The Israeli military’s deliberate targeting of Gaza’s hospitals and healthcare infrastructure, along with the killing of health workers and the withholding of food and water, is causing a humanitarian crisis that threatens the survival and well-being of the Palestinian population. The International Court of Justice has labeled these actions as plausible genocide and has urged countries that are parties to the Genocide Convention to halt any actions that could contribute to this grave situation.

The persecution of the Palestinians is also connected to a global commitment to profits over human lives and parallels greed-fueled conflicts in Sudan, Democratic Republic of the Congo, and Ethiopia. While we call for the liberation of Palestinians, we also call for the liberation for all persecuted people across the globe. At the core of our Unitarian Universalist faith is the belief that life is sacred. Amidst global efforts to tamp down on speaking up for the lives of Palestinians, Congolese, and all oppressed people, we must find our courage to live and speak our beliefs into the broken, breaking world.

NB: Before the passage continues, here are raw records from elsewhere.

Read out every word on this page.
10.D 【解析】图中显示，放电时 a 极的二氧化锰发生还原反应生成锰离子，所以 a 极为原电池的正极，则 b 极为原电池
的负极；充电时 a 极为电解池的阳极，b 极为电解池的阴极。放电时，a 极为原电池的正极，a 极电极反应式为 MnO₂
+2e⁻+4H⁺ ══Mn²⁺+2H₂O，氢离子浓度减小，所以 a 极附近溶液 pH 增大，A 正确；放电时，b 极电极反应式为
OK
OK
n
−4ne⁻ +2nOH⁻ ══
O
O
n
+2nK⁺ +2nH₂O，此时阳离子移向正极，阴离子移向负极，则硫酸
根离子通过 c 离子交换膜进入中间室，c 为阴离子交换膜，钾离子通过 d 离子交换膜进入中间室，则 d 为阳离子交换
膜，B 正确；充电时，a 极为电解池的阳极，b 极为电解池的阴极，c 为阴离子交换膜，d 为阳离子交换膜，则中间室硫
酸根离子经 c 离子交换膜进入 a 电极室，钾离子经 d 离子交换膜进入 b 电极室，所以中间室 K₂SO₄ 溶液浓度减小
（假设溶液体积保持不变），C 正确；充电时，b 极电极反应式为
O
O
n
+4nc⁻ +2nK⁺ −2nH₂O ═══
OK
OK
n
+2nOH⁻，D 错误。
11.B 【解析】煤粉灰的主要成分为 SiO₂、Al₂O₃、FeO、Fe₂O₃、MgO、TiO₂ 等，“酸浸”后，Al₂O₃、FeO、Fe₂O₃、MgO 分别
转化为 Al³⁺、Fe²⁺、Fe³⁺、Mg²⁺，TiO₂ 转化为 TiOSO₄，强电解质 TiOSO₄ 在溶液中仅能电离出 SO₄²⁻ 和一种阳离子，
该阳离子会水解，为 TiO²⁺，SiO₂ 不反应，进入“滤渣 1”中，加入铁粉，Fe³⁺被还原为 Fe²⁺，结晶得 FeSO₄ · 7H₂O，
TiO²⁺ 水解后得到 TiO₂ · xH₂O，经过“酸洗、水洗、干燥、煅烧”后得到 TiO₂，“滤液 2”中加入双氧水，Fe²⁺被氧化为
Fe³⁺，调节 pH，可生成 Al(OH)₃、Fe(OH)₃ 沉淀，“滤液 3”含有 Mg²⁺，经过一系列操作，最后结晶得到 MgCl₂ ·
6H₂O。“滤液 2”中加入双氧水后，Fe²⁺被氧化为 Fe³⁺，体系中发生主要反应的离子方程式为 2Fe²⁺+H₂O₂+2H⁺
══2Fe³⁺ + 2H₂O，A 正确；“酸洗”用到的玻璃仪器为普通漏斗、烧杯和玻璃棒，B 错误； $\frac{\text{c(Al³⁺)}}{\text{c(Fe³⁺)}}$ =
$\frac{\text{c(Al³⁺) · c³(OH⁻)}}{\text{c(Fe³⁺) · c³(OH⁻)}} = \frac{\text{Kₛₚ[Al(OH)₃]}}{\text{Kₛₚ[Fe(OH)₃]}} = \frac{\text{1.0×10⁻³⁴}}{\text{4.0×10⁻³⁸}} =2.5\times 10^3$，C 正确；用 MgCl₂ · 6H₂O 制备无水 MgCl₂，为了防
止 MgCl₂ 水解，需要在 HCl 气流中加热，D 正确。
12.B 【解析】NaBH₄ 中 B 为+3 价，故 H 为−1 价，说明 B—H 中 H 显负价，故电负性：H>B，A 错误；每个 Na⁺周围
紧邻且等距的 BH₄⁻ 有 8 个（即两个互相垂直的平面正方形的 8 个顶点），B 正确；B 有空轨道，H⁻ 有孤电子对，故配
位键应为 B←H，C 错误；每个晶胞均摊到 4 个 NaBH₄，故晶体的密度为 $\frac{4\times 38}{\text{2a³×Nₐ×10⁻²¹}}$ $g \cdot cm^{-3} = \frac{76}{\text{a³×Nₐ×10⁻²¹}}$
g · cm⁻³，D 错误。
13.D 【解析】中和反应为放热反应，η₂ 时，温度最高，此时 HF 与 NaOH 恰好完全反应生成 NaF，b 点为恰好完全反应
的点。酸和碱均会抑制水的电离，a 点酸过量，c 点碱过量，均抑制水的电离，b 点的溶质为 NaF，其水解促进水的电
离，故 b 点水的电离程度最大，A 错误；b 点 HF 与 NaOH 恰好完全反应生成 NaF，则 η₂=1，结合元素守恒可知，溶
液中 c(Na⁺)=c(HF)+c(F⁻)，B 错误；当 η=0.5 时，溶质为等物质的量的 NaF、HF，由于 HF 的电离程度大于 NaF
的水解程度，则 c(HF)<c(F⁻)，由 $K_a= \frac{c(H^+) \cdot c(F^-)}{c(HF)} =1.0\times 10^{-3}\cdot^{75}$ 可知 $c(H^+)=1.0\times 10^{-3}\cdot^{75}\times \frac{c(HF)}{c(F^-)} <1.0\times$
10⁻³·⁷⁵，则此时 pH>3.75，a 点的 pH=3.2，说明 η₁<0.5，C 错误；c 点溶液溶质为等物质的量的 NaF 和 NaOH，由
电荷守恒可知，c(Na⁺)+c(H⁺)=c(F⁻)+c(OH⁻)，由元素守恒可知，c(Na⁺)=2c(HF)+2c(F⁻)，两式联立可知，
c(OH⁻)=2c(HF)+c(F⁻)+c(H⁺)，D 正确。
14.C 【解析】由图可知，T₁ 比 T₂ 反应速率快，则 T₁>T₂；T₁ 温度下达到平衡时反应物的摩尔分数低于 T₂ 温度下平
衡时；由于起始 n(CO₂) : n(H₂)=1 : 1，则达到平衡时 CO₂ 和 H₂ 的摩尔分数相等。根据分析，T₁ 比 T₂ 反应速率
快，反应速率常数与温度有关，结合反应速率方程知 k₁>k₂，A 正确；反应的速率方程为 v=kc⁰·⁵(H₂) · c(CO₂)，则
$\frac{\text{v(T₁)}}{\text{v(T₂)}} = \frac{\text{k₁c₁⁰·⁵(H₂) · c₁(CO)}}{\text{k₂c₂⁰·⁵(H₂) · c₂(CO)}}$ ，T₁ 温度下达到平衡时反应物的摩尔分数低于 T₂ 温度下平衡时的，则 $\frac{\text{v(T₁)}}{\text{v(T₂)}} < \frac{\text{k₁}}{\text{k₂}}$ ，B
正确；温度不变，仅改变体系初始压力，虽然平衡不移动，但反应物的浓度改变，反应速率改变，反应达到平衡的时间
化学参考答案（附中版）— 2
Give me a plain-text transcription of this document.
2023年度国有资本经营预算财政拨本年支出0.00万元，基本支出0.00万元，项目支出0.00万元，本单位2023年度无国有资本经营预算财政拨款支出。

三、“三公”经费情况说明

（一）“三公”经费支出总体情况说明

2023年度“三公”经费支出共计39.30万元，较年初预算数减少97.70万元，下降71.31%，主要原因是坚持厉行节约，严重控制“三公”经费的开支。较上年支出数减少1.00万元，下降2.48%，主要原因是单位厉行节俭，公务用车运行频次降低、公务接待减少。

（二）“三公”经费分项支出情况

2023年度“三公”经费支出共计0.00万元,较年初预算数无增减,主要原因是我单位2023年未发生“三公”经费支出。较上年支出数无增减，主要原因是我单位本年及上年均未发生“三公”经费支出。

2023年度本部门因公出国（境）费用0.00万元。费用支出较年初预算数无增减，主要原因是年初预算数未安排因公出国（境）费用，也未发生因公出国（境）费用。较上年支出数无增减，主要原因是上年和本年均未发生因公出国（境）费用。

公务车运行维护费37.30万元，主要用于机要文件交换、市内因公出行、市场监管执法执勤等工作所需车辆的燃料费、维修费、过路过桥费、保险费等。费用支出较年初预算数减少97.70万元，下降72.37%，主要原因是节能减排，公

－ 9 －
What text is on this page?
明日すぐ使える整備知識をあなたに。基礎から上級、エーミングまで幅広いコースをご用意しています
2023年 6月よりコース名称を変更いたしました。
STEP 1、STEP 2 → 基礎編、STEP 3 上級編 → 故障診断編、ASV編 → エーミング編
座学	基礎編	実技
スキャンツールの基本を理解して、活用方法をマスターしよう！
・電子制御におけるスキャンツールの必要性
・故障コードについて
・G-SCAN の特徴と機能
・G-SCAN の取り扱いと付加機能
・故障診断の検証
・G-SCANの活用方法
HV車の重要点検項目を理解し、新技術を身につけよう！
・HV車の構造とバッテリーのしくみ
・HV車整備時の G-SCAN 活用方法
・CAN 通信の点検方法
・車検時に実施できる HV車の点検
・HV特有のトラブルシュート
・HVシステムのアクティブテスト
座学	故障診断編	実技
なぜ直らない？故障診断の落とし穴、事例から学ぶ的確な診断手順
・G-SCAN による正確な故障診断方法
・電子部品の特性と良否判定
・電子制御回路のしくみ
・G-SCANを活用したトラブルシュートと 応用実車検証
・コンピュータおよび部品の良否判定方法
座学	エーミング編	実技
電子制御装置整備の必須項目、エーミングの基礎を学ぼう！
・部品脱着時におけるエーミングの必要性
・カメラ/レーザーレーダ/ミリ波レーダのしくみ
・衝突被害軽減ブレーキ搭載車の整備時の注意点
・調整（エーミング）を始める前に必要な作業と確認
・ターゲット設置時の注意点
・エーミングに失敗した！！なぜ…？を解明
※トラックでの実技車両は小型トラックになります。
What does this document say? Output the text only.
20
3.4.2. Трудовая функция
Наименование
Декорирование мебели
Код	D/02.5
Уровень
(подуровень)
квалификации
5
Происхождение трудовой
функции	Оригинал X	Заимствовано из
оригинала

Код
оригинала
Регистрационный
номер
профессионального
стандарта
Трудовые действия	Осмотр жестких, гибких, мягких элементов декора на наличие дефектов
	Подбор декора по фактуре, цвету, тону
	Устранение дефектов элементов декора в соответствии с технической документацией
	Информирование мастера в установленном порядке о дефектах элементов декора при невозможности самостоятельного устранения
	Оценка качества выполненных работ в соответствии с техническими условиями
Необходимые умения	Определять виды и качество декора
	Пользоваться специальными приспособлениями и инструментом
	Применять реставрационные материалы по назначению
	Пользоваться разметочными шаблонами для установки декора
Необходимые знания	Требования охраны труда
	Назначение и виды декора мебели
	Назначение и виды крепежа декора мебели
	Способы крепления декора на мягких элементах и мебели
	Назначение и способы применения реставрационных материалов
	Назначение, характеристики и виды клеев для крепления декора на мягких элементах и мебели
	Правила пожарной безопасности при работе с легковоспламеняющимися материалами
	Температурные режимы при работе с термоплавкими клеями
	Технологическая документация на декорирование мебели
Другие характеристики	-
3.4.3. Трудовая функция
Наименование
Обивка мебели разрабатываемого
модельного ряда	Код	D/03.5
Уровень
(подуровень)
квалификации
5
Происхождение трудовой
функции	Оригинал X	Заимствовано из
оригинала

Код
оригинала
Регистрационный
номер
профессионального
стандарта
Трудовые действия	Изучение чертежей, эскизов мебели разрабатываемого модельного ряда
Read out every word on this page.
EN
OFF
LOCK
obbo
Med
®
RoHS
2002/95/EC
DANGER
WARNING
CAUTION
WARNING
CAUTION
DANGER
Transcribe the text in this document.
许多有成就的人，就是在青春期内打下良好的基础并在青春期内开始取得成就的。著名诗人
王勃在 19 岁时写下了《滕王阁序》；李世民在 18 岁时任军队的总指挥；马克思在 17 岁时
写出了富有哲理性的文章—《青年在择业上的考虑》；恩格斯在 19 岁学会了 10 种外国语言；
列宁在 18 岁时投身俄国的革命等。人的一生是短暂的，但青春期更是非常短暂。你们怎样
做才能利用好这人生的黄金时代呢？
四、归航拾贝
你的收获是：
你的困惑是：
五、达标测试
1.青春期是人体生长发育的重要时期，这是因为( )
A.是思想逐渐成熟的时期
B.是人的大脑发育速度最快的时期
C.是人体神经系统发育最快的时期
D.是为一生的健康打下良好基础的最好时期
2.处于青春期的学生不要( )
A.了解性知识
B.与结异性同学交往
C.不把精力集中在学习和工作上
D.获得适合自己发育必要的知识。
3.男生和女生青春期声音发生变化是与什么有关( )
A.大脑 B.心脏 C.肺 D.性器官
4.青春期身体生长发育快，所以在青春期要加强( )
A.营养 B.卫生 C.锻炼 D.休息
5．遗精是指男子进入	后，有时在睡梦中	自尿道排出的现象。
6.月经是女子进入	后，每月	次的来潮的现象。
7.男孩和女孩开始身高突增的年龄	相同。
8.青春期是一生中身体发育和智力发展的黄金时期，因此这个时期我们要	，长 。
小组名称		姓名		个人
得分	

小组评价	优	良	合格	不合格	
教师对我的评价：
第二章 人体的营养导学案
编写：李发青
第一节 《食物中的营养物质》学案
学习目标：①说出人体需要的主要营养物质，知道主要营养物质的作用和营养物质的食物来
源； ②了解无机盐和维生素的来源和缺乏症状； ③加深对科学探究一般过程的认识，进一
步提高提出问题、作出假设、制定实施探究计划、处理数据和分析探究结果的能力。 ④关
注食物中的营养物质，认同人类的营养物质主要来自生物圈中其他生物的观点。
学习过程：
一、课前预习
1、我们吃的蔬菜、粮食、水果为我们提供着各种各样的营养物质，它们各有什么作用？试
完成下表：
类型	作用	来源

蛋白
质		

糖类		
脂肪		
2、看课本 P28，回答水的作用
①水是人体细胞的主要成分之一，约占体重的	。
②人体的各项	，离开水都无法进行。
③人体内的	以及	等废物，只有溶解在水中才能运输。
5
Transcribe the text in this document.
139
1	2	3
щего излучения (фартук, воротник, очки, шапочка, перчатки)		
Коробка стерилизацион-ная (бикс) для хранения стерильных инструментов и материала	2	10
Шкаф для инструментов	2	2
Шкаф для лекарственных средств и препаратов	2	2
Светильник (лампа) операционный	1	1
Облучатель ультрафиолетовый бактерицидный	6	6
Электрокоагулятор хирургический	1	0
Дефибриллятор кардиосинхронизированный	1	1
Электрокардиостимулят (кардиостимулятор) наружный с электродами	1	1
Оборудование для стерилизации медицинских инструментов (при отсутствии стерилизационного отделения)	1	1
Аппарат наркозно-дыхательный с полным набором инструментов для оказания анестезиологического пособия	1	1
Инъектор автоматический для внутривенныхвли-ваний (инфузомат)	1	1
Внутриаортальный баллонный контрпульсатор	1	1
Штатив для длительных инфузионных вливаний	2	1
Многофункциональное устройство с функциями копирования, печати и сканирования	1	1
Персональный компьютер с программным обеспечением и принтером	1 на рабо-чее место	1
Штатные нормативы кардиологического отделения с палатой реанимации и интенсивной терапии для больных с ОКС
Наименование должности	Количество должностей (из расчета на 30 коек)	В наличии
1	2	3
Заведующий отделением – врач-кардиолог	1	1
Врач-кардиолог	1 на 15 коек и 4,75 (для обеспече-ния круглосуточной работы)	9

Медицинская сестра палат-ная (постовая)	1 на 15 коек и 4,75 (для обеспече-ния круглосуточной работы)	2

Solidarity with Palestinians faces escalating repression in the United States. Thousands of students are staging peaceful protests against the massacres, with universities enabling police forces to conduct hundreds of arrests. These demonstrations are also met with attacks on free speech, providing a pretext for both state and paramilitary violence. A bill declaring criticism of Israel to be antisemitic, based on a controversial definition 68, has been approved by the House, and the Senate is expected to affirm it as well.

Over 325 groups have signed the Apartheid-Free Communities solidarity initiative 78of the American Friends Service Committee, including four major denominations: Alliance of Baptists, Disciples of Christ, the South Central Yearly Meeting of the Religious Society of Friends, and the United Church of Christ. Unitarian Universalist signatories include Black Lives of Unitarian Universalism, The Unitarian Universalist College of Social Justice, the Unitarian Universalist Service Committee, and Unitarian Universalists for Justice in the Middle East. Now is the time for the General Assembly of the Unitarian Universalist Association of Congregations to declare support for this movement.

Resolved: We, the delegates of the 2024 General Assembly, call on our UU congregations and communities to be in solidarity with Palestinians by engaging in the following actions based on the guidance of Palestinian and impacted partner organizations:

  1. Witnessing
    • Call for the liberation of Palestine and an end to the apartheid; declare our moral outrage and shared horror at Israel’s massacre, mass incarceration, torture, destruction of the land, and poisoning soil for future generations, and decimation of systems of care that support life in the region.
    • Call for an immediate permanent ceasefire, massive humanitarian aid, the release of all captives, and an end to genocide around the world.
  2. 2. Educating:
    • Hold teach-ins about Palestine and Israel that include sacred spaces for spiritual processing.
  3. Organizing and Advocating:
    • Engage with Palestinian-led groups and coalitions supporting liberation.
    • Sign, amplify, and carry out the Apartheid-Free Communities Pledge.
    • Support boycott, divestment, and sanctions against Israel and corporate enablers, and end US military aid to Israel, until it ceases its policies and practices of apartheid, military occupation, settler colonialism, and genocide.
    • Protect the freedom and safety of solidarity activists by supporting protests and opposing legislation and policies that restrict First Amendment rights.

References, Resources, and Endorsements 77


Update 6/14: The Proposer of this AIW agreed to some changes to the text received at the listening session. The text above has been altered to reflect any changes. 

Ballot Result from General Session IV
This Action of Immediate Witness was Affirmed. It received more than 2/3 vote of support.